By Scott Tedrick, Editor
Posted Mar 05, 2010 @ 09:08 AM
Last update Mar 05, 2010 @ 09:22 AM


Bootlegger’s Supper Club owner John Berends has seen a lot of musician’s in his day, so when he refers to a musician as a savant, it’s probably good reason to take notice.
A few weeks ago, Luther Cole traveled from his home in Pipestone and made his Bootlegger’s musical debut during a mid-February performance as a part of Berend's popular local musician Fridays. He will make his much anticipated return this Friday when he again claims the stage from 6:00 p.m. to 10:00 p.m.
A lover of literature and song, like so many of the regional original talents, Cole has spent a lifetime fulfilling a passion by studying the intricacies of music.
An early student of Appalachian folk songs, Cole recalls the natural progression of his interest into the Carter Family and subsequently Bob Dylan.
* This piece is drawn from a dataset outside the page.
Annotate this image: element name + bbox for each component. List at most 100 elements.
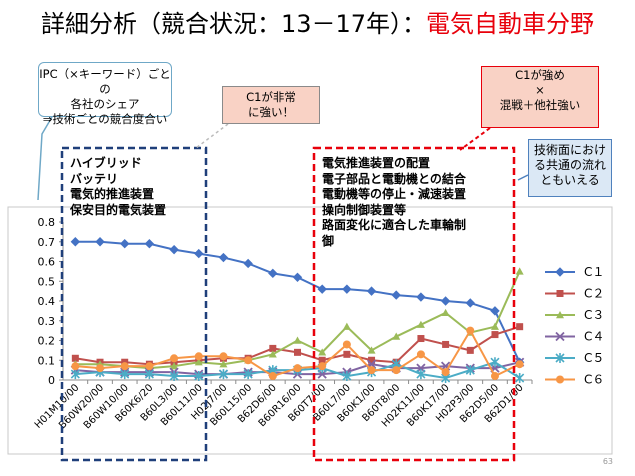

“I fashioned a harmonica rack out of a coat hanger, fastened it to a dresser drawer, and started playing every Dylan and old mountain song I could figure out,” states Cole in his website biography.
The chronological evolution continues with references to Buffalo Springfield, Neil Young, Norman Blake and the great John Prine. And it is from such fertile soil, that Cole established his own identity as a musician while playing live venues wherever he is able to be booked for a show. Providing equal time to big-name covers as he does for his original material during performances, Cole says he has found a happy medium or “‘nice mix’ that seems to work for the audience and me both.”
One of the most telling aspects of the degree of talent exists in the fluidity of his set-list as it alternates between his own music and that of the ‘greats.’  Berends said that the quality of the sound and the lyrical content never waivers, even when Cole played a song that the Bootlegger’s owner was only later informed to have been composed within a week of the performance.
Aware of how long it takes a typical musician to get a song “performance-ready” was what inspired Berend’s use of the word, savant.
The Pipestone musician has recorded two albums and has another he expects to complete in May or June of this year. Both “Road to Freedomland” and  “Searchers” were recorded last year and are available at his shows.
“I have been able to make a living performing, and to me there is nothing that compares to playing before a live audience,” Cole says. “Perhaps that is one reason for my good fortune, that the people see how much I enjoy it.”
The other reason, one might be justified to deduce, is because he’s just that good.
Not that you have to be a savant to figure that out.